State Superintendent Brian Whiston will default to “dashboard”-style report cards without any letter grades, to replace the current color-coded marks that have come under much criticism. But the caveat remains that the Republican-led Legislature and Gov. Rick Snyder, who required letter grades in Detroit as part of a state bailout of the district, could still decide that letter grades should be issued statewide.
It will be a tough sell.
Rep. Tim Kelly, who chairs the House Education Committee and who backs A-to-F grades, said there probably is “not a great appetite” among lawmakers to require the calculation of a single summative grade for each school. But they may vote by summer to require letter grades to be issued in subcategories such as how a school’s students do on the state test compared with others and their progress over time, he said.
“We’re going to have to pick this ball up,” said Kelly, a Saginaw Township Republican who criticized Whiston’s reversal. “Whatever we do has to be simple, transparent and meaningful. … The whole idea was there was no reason to have Detroit as a stand-alone and it should be statewide.”
Whiston reports to the elected, bipartisan State Board of Education and not Snyder. He acknowledged Tuesday at the board’s meeting that he clearly was heading toward implementing letter grades. He personally prefers issuing grades in various subgroups, but not cumulative grades.
“I think the board wanted to go in a different direction. So it’s the board that has done this,” he said, pointing to its unanimous vote against letter grades. Venessa Keesler, a deputy state superintendent, said public comments on A-to-F grading were “somewhat balanced” for and against.
The agency will propose three options in a plan to comply with a new federal education law. One would give each school an overall letter grade and grades in various categories; another would issue letter grades in the categories only; and a third — the default — would publish a dashboard-style scorecard with no letter grades.

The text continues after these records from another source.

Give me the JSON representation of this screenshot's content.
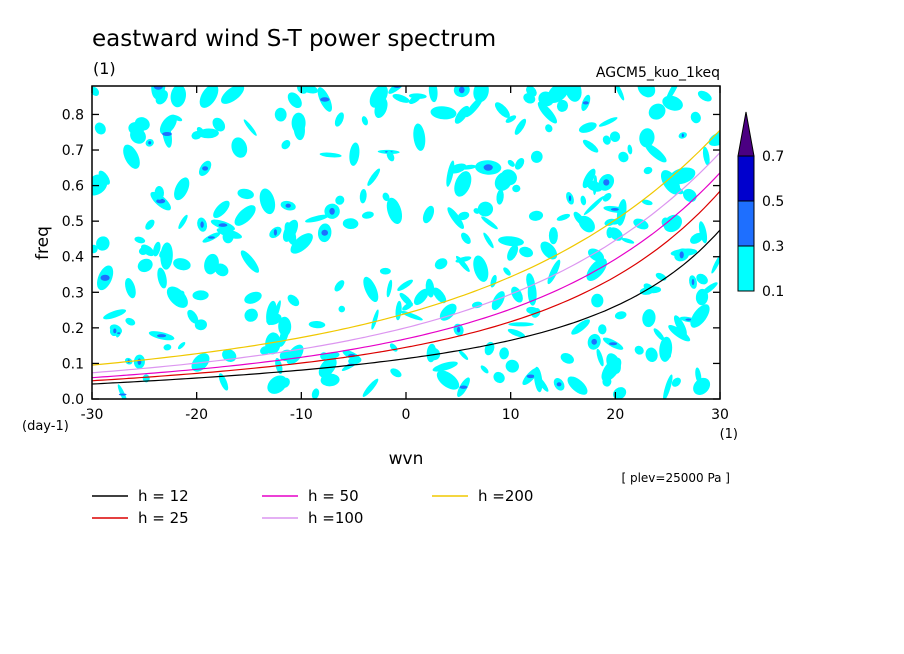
{
  "header": {
    "title": "eastward wind S-T power spectrum",
    "subtitle": "(1)",
    "model": "AGCM5_kuo_1keq",
    "plev_note": "[ plev=25000 Pa ]"
  },
  "chart_data": {
    "type": "heatmap",
    "title": "eastward wind S-T power spectrum",
    "xlabel": "wvn",
    "ylabel": "freq",
    "x_unit": "(1)",
    "y_unit": "(day-1)",
    "xlim": [
      -30,
      30
    ],
    "ylim": [
      0,
      0.88
    ],
    "xticks": [
      "-30",
      "-20",
      "-10",
      "0",
      "10",
      "20",
      "30"
    ],
    "yticks": [
      "0.0",
      "0.1",
      "0.2",
      "0.3",
      "0.4",
      "0.5",
      "0.6",
      "0.7",
      "0.8"
    ],
    "colorbar": {
      "levels": [
        "0.1",
        "0.3",
        "0.5",
        "0.7"
      ],
      "colors": [
        "#00ffff",
        "#1e6fff",
        "#0000cd",
        "#4b0082"
      ]
    },
    "series": [
      {
        "name": "h = 12",
        "color": "#000000"
      },
      {
        "name": "h = 25",
        "color": "#dc0000"
      },
      {
        "name": "h = 50",
        "color": "#e600c8"
      },
      {
        "name": "h =100",
        "color": "#dc96f0"
      },
      {
        "name": "h =200",
        "color": "#f0c800"
      }
    ],
    "legend_position": "bottom"
  }
}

“I think this is going to be an ongoing conversation that may or may not get resolved,” Whiston said, referring to legislators. The Republican governor supports A-to-F grades. A-to-F legislation died in the House in 2013.

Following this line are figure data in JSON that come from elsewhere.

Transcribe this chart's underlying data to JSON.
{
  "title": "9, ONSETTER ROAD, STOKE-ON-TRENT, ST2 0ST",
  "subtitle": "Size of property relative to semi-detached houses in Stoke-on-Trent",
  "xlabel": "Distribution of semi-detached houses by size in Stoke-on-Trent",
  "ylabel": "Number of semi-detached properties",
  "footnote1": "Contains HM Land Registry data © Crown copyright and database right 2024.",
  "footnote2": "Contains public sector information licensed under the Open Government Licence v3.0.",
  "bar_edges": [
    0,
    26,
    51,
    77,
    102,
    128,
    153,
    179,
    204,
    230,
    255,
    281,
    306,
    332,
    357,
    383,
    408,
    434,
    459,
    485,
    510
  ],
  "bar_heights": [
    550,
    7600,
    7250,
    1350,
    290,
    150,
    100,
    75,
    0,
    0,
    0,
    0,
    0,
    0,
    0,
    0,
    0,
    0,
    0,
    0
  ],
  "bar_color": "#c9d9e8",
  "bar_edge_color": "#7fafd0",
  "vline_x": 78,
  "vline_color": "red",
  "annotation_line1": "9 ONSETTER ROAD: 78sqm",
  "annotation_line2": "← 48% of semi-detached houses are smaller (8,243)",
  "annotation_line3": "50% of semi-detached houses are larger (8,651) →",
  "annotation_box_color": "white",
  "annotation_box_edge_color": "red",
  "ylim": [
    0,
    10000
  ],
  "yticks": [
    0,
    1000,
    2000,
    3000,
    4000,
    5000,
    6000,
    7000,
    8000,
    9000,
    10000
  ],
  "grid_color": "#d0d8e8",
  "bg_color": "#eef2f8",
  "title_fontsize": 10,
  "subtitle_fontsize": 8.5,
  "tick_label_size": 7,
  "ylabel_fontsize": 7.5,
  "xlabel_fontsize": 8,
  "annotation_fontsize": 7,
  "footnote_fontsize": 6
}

Whiston’s decision was praised by local superintendents and teacher unions but criticized by school-choice promoters and research groups such as the Education Trust-Midwest, which advocates for higher student achievement, particularly for minorities and the poor. It urged Whiston not to backpedal on “real accountability.”

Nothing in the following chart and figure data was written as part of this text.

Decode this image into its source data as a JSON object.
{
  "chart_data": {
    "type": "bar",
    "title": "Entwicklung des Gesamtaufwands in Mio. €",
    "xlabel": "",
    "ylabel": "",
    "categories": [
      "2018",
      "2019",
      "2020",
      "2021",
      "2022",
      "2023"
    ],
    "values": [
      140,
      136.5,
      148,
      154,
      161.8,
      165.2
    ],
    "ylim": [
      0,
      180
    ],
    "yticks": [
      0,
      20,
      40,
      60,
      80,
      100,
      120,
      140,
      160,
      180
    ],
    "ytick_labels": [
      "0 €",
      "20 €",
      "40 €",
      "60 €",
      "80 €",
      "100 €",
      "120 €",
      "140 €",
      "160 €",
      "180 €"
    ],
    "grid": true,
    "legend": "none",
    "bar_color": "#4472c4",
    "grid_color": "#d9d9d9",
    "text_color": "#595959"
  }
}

“Using a clear summative letter grade, the state would provide a clear signal to students, parents and other community stakeholders about how their school is performing against national performance benchmarks and other schools around the state,” said executive director Amber Arellano.
Josh Cowen, an associate education professor at Michigan State University, said research shows that letter grades — which he said are inherently easier to understand than other marks — had a positive effect in New York City, especially when schools were given an F instead of, say, a D.
“It is the intention to avoid the lowest grade that we end up seeing some of the benefits,” he said. Cowen said when New York later stuck with a similar accountability system but dropped letter grades, “we found no positive effects anymore.
“The idea is that people just don’t know what it means anymore” when a lot of information about a school’s performance is publicized, he said. “Parents don’t know what it means. Some of the districts’ leaders and teachers don’t know what it means. But everybody knows what an A means and everybody knows what an F means. You have to kind of weigh the cost of stigma against a very real way of summarizing information in a way that people can understand and act on.”
Board members from both parties said overall letter grades are superficial, deceptive and could unfairly affect the real estate market in communities. They said parents know the quality of their local schools.
“Worse than us giving them a whole lot of information is giving them something that’s so simplistic that it can be misleading,” said Pamela Pugh, a Democrat. “They are concerned about one summed-up letter grade truly capturing the essence of what’s going on in those buildings.”
According to Michigan’s draft plan, initial modeling showed that grades would have been distributed as follows: A (23 percent, 634 schools), B (29 percent, 804 schools), C (22 percent, 612 schools), D (13 percent, 348 schools) and F (14 percent, 383 schools).
Republican Eileen Weiser said she supported letter grades as recently as a month ago but changed course after hearing “very powerful arguments.” She expressed concern, though, that Michigan has not found a way to improve schools even at a time of increasing alarm that students have lost much ground nationally.
Fourth-graders rank 41st in reading, and eighth-graders rank 37th in math, according to a commission Snyder tasked with recommending changes to the education system.
“We aren’t moving our worst schools along enough … and we also haven’t found a way to move children to better schools in a lot of the areas where these schools exist,” Weiser said.